Steve Morton: Yeah, I get forwarded those. You mostly forward those ..
Steve Daly: Yeah, mostly I send them to you, but it is a very open door. For a company our size, we're unique in our willingness to engage at all levels throughout the organization.
Steve Morton: I'll close with this one, "Is there a secret plan to eliminate RES?” I hate to be that bold, but I've seen some questions in here. Is there a secret plan to use it as a market consolidation play for AppSense?
Steve Daly: No, there's not. Again, we can't afford to say sorry RES customers, move to AppSense or be done with us. We can't afford to do that. We don't believe we're in a competitive position where we could do that. The most important thing for us is that we're solving problems for our customers. There's no secret plan.
Steve Morton: No Star Chamber, that society type stuff.
Steve Daly: That society type of stuff. We're going to make investments in this so we go a lot faster in some of the areas where RES was seeing most of their growth.
Steve Morton: I want to wrap up here and say thanks for letting us talk to you for a while. There's a lot of uncertainty in your mind, I'm sure, as we go through this process. Give us a chance, we'll be open and transparent. We'll have additional calls. Steve, you and I have these chats with our customers quite often. Let's go do great things. A year from now, let's maybe get back on a webcast like this and brag about all the cool things we did to advance the RES value proposition and solve customers' problems. I bet that's going to be the case.
Steve Daly: I would, too. I'll just close by saying, “Welcome to the Ivanti family.” Our customers are the most important part of the business for us, and we don't want to mess that up. Please help us follow this path.
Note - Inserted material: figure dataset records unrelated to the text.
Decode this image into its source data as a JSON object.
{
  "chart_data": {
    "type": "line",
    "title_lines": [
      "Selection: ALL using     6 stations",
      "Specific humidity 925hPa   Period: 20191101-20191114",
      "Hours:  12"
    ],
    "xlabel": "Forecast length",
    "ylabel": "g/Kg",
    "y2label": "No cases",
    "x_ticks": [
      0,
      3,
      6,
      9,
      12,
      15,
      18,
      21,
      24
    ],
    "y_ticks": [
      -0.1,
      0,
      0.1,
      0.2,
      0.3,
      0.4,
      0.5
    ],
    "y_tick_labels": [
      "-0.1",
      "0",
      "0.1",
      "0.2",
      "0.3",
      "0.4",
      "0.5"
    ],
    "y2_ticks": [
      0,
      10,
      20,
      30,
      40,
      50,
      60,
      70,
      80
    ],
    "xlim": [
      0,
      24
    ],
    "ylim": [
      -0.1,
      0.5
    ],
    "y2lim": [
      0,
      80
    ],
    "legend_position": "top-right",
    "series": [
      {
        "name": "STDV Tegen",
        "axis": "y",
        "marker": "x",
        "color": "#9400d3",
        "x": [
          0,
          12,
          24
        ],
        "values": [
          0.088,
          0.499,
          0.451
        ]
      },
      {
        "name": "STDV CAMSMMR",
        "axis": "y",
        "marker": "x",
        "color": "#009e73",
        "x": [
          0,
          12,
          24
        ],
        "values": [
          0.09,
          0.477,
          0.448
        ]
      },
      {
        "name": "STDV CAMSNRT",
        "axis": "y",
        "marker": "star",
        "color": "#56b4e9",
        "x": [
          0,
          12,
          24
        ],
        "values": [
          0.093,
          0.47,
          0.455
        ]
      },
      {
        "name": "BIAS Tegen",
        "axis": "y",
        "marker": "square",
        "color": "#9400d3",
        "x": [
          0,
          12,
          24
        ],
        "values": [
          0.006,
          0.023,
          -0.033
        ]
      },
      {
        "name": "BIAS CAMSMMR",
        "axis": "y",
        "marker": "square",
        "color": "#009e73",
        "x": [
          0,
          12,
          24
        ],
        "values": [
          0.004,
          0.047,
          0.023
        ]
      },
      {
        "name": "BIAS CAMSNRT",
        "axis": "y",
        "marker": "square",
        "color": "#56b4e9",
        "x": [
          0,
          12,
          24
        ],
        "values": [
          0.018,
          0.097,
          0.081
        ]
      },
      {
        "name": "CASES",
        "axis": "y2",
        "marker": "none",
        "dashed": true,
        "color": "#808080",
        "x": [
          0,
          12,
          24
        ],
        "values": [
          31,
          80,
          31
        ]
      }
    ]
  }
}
Steve McKay: All right, gentlemen, thank you very much. We appreciate it. You've answered a lot of questions. We've had fantastic participation from the audience. We had dozens and dozens of questions, and you hit on, basically, every one of them, so thank you for doing that. It was super transparent and super open, which I think you'll find with our executive staff. Thank you very much for joining us, Mr. Daly and Mr. Morton.
And thank you everybody for joining us today on the webinar, we appreciate it. You'll see a lot of information on Ivanti.com as this goes on our blog. Lots of information is being posted there and will continue to be posted regarding this acquisition and everything else that's going on at Ivanti. Thanks for joining us, everybody, and have a wonderful day.